Tackling the fabrication of a sheet-metal burner housing is a task; instead, it's easier to use a 44" length of premade 26-gauge, 3" galvanized steel downspout as a "combustion chamber" and add to it a bread-pan wall spacer and some heat-dissipating fins. The dissipater is just a 17" X 38" section of aluminum roofing fan-folded to create 3"-deep fins. The spacer should have a 9/32" hole bored through each of its ends to allow the copper fuel feed line to pass through, and have six 1-1/2" openings in its sides to let heat escape. (The compression nuts and sleeves go on after the line is slipped in place.)
To complete the housing, the burner should be installed through a 7/16" hole drilled 5" from the lower back end of the spout. Then, with two 1-1/2" holes bored to the side of that, the spring-mounted sheetmetal lighting flap can be added. After this, the inlet elbow and the exhaust elbows and stack can be attached when the unit is permanently mounted.

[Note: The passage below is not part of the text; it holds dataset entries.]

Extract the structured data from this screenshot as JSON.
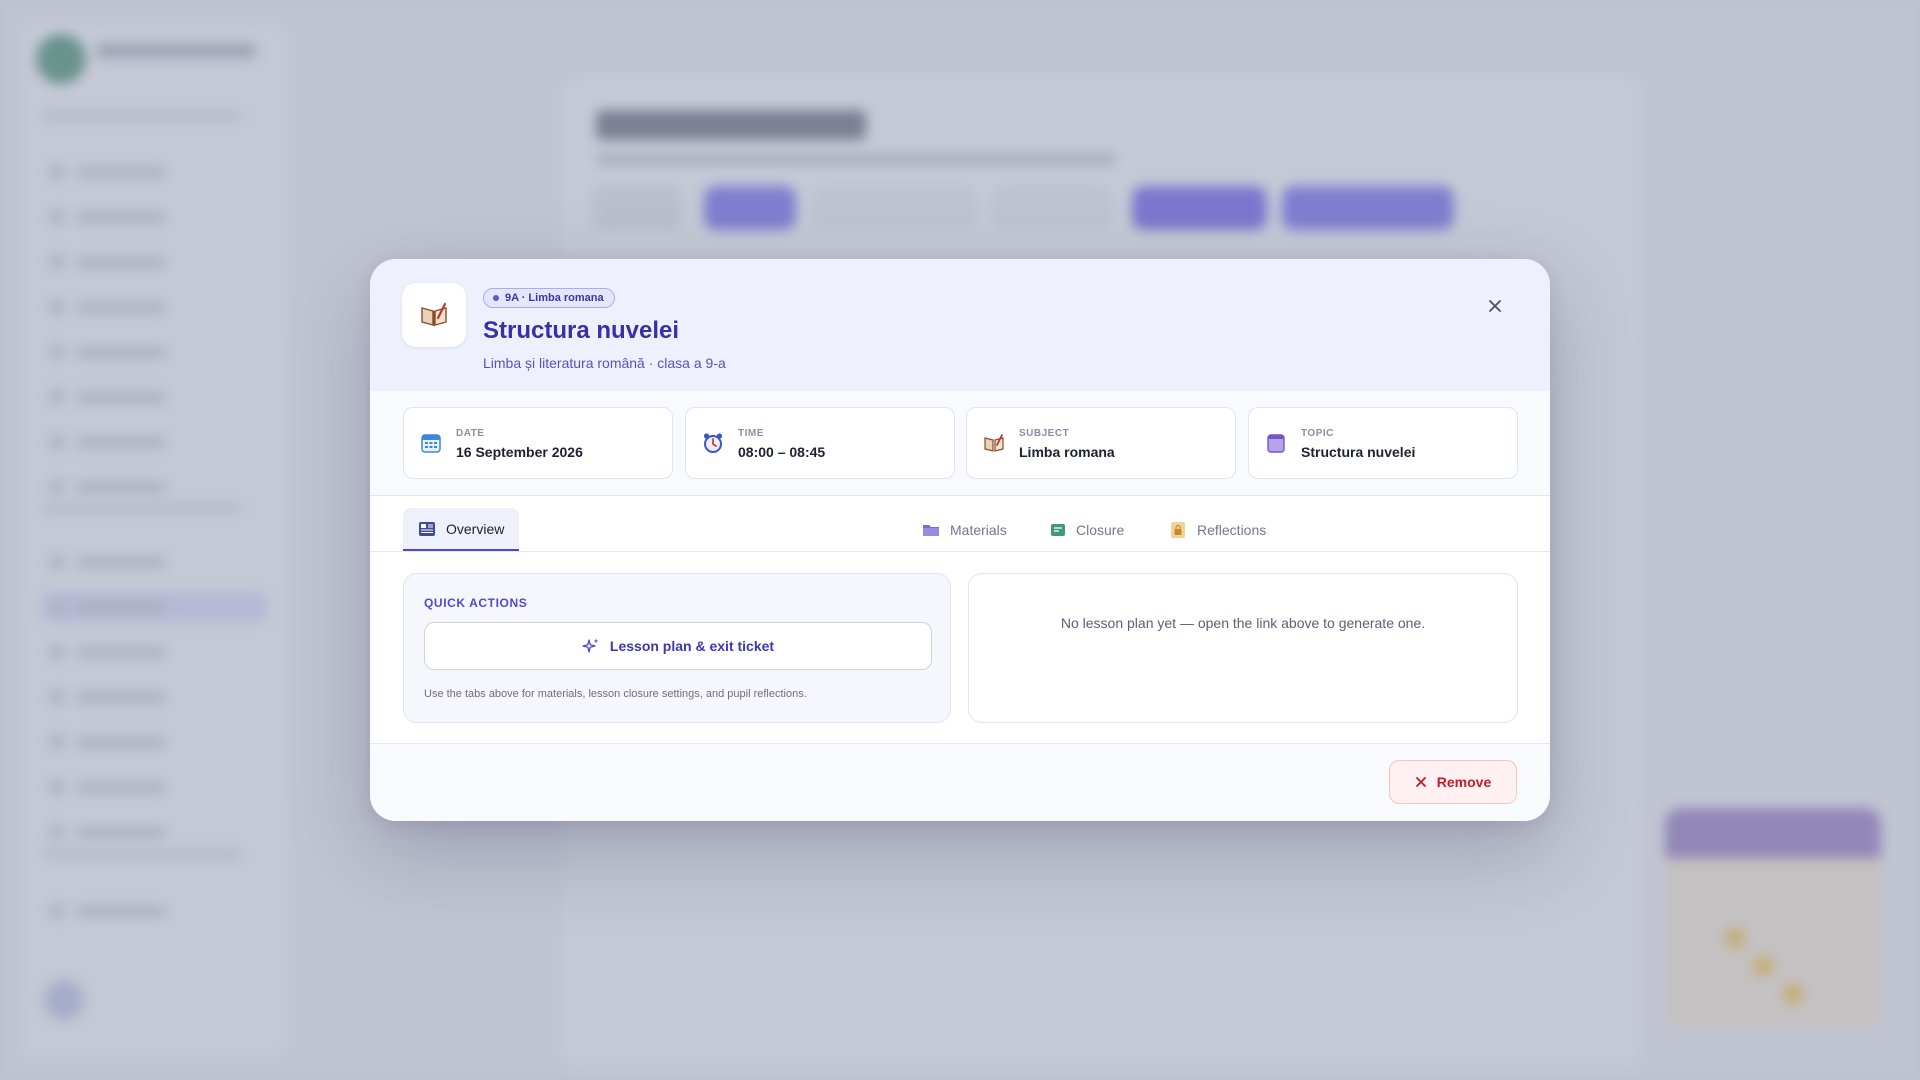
{
  "modal": {
    "badge": "9A · Limba romana",
    "title": "Structura nuvelei",
    "subtitle": "Limba și literatura română · clasa a 9-a",
    "lesson_icon": "open-book-icon",
    "close_icon": "close-icon"
  },
  "info_cards": [
    {
      "label": "DATE",
      "value": "16 September 2026",
      "icon": "calendar-icon"
    },
    {
      "label": "TIME",
      "value": "08:00 – 08:45",
      "icon": "alarm-clock-icon"
    },
    {
      "label": "SUBJECT",
      "value": "Limba romana",
      "icon": "open-book-icon"
    },
    {
      "label": "TOPIC",
      "value": "Structura nuvelei",
      "icon": "notebook-icon"
    }
  ],
  "tabs": [
    {
      "label": "Overview",
      "icon": "newspaper-icon",
      "active": true
    },
    {
      "label": "Materials",
      "icon": "folder-icon",
      "active": false
    },
    {
      "label": "Closure",
      "icon": "exit-ticket-icon",
      "active": false
    },
    {
      "label": "Reflections",
      "icon": "lock-icon",
      "active": false
    }
  ],
  "quick_actions": {
    "heading": "QUICK ACTIONS",
    "button_label": "Lesson plan & exit ticket",
    "button_icon": "sparkles-icon",
    "note": "Use the tabs above for materials, lesson closure settings, and pupil reflections."
  },
  "lesson_plan": {
    "empty_text": "No lesson plan yet — open the link above to generate one."
  },
  "footer": {
    "remove_label": "Remove",
    "remove_icon": "close-icon"
  },
  "colors": {
    "accent": "#4f49d2",
    "title": "#3830a8",
    "danger": "#c21c2c"
  }
}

Note that we've included a finned chimney cap in our design. Testing reinforced our belief that this addition helped induce the flow of flue gases out of the short stack; it's made in a similar manner to the heat dissipater, but its mounting edges are folded around the top of the flue spout and secured with sheet metal screws.
To install the heater in the ice-fishing shelter or in any other single-walled structure, it's necessary to make an inlet opening in the sheathing slightly larger than the outer dimensions of the elbow. The exhaust opening, since it's exposed to considerably more heat, should measure about 6" X 6", and its four edges should be protected with sections of polished aluminum bent to create a 1" lip on both sides of the wood. For drip flashing, we chose to use two steel pie plates; we cut 2-1/4" X 3-1/2" openings in the bottoms and mounted the inlet plate outside, facing outward.